Despite Jayson Werth preparing for the disatrous desicions he’d make in the upcoming offseason, by the time September came around, the Phightin’s were ready. The Phillies streaked into September winning their first four games. That streak would lead them to the second best month in franchise history.
After the Braves started to fade off, the Phils regained first place with an 8-7 victory over the Florida Marlins. The Braves continued to look forward to the six games ahead verses the Phils to gain ground in a head to head matchup.
With a three game lead, the Phils walked into the series in a manner that was highly reminiscent of a past season between the two. The Phils were hot as fire, while the Braves limped into the series, recovering from a slight setback.
The Phils and their solid pitching swept the Braves increasing their lead to six games. It began looking quite possible that the Phillies could possibly come out of this season with the best record in the MLB.
As these events started unfolding, there was a magical feeling about this season; this year, that seemed to scream ‘World Series victory’, as the Phils chased history doing things they’ve never done before. They’ve never ended the season with the best record in MLB, as they did in this year — 2010.
The Phils went into the season matched up in the NLDS vs. the Cincinatti Reds.
The two teams offensive power had promised a shootout until the finish, when to everyone’s surprise, Roy Halladay threw a no-hitter in game one.
That series ended up not being the shootout people had predicted. It ended in a 3-1 series victory for the Phils, as they moved on to face the San Francisco Giants.

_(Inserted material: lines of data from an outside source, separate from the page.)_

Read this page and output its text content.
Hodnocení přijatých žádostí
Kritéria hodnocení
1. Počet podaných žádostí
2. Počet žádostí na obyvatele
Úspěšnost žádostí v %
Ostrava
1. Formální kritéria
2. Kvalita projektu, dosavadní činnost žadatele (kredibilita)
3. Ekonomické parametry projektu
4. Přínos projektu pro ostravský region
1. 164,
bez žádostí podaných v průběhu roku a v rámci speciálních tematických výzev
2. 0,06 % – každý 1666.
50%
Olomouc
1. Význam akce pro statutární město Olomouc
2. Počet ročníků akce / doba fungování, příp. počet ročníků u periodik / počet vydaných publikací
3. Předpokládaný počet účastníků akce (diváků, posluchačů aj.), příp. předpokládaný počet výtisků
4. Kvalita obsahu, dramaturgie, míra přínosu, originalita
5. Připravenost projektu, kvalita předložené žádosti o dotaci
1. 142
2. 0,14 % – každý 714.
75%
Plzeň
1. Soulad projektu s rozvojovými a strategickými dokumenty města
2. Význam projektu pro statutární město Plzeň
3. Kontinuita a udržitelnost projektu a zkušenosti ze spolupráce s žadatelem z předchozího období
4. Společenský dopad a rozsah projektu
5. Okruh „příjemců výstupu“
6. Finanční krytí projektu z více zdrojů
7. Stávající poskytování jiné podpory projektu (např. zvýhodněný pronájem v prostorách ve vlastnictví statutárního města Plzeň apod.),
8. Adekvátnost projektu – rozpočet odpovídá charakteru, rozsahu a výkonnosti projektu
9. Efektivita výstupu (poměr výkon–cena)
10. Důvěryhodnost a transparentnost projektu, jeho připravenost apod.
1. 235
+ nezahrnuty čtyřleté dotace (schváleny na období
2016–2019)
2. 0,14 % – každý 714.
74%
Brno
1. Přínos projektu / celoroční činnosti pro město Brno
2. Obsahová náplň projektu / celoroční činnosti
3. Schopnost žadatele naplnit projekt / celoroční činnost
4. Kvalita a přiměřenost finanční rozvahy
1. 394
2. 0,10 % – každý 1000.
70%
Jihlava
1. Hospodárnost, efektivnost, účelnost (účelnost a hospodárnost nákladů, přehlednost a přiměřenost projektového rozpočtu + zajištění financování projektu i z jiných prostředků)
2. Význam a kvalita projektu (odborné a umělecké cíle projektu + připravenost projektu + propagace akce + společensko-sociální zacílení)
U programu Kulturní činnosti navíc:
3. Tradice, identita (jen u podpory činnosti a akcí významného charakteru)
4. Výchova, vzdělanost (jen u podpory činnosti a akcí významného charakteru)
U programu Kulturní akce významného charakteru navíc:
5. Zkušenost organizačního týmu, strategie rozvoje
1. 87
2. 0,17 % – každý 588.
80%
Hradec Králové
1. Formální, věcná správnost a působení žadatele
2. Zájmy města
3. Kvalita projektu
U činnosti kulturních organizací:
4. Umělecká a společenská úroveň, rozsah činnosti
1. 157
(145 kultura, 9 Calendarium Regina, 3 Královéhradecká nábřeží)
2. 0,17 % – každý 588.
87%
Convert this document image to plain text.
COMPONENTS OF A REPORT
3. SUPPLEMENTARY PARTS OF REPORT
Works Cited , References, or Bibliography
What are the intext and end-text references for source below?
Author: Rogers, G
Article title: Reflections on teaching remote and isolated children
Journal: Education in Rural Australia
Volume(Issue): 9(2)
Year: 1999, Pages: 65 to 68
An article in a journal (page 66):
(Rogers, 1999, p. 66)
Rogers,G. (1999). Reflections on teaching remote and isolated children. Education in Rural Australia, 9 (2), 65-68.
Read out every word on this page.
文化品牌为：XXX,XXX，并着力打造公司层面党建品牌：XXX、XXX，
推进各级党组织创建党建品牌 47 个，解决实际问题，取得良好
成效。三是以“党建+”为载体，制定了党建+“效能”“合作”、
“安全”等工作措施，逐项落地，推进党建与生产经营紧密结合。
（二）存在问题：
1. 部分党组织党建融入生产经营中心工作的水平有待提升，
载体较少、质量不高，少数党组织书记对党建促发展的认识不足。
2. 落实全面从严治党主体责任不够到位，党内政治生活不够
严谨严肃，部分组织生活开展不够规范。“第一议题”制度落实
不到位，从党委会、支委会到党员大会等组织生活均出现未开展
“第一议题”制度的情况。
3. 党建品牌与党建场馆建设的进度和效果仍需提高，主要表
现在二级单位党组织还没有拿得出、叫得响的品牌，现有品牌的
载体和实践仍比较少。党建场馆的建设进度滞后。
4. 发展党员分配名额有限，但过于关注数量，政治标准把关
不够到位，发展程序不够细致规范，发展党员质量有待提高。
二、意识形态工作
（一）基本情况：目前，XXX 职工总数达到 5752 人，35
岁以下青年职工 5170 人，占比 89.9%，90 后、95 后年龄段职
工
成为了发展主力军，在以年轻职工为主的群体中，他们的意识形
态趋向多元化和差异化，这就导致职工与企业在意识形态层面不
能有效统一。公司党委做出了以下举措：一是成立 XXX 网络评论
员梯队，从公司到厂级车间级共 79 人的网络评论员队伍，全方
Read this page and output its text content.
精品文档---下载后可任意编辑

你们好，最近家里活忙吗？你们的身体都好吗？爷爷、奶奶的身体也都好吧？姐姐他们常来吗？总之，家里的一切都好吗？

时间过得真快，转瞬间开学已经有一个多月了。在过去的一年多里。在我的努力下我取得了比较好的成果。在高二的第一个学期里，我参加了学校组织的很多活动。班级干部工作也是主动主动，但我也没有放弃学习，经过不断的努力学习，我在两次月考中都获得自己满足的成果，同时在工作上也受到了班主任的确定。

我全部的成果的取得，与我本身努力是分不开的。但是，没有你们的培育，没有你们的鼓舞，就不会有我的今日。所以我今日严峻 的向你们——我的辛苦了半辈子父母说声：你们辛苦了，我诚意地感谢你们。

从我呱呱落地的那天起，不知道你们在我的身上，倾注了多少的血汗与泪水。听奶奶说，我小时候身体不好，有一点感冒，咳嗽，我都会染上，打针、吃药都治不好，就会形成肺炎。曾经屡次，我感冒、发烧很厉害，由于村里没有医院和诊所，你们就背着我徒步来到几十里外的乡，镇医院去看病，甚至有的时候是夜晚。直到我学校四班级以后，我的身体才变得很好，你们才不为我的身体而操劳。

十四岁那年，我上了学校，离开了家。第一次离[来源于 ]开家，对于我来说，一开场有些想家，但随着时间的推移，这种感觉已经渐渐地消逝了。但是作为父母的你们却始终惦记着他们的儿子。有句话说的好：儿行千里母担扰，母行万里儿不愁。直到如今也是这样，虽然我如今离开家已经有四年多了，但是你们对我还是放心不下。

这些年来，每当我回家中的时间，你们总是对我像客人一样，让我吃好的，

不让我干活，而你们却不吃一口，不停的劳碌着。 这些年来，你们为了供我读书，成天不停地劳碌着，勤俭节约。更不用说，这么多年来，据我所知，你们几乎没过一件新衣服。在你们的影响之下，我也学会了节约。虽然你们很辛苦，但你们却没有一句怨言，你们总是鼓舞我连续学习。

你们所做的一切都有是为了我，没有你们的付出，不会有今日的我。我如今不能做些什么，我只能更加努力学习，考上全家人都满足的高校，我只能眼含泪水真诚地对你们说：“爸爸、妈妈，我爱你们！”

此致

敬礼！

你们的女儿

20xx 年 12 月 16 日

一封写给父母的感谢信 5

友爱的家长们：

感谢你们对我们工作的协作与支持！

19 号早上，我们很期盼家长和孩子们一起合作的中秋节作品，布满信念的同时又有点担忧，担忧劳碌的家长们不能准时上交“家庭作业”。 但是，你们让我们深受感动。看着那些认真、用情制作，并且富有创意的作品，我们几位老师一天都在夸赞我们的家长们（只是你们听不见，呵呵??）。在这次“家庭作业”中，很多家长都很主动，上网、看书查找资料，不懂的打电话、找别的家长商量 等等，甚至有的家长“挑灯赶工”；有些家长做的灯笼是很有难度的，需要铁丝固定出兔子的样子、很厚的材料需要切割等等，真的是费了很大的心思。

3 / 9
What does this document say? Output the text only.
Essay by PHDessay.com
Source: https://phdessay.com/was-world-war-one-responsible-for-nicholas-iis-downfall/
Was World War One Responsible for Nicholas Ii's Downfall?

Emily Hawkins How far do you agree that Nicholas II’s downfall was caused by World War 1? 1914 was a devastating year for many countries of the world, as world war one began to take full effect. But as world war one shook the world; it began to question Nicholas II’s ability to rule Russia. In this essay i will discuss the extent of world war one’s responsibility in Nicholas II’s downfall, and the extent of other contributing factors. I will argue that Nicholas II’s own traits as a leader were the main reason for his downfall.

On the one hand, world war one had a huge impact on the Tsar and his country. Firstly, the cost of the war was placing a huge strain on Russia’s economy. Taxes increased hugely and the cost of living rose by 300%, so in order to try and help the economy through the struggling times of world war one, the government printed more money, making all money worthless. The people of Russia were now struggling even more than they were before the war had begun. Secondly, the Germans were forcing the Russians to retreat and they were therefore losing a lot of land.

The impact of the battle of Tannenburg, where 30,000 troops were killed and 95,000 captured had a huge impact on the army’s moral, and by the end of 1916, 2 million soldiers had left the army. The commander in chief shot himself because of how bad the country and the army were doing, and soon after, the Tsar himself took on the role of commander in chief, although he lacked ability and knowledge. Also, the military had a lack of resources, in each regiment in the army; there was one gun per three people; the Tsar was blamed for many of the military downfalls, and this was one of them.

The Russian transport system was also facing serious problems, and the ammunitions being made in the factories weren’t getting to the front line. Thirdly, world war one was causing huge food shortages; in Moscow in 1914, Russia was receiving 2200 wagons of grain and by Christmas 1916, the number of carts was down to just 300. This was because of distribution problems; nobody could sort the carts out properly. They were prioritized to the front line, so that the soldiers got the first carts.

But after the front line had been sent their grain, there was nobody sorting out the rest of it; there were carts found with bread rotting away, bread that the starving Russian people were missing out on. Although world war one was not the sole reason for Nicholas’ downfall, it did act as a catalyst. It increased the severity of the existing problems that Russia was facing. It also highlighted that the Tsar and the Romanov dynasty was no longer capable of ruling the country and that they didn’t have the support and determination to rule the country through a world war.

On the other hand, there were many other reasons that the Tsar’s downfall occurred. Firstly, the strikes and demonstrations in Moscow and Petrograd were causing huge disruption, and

In an absolute disappearance of the Phillies’ bats they lose in a difficult to watch fashion to the eventual World Series Champions.
Immediately, as soon as the offseason began, the front office game of chess began, starting a flurry of Jayson Werth rumors.
After much back and forth about him staying and going, Werth, finally left, surprising everyone by signing with the lowly, division rivals, for $126 million over a 7 year span.
What would happen after that, however, would make Philadelphia forget all about the departure of Werth.
Cliff Lee, former playoff hero, comes back to town looking to engage in some winning Philly baseball.
Now we sit and wait. April 1st.
April 1st is the day the Phils reopen the doors of Citizen’s Bank Park, and we’ll do it all over again.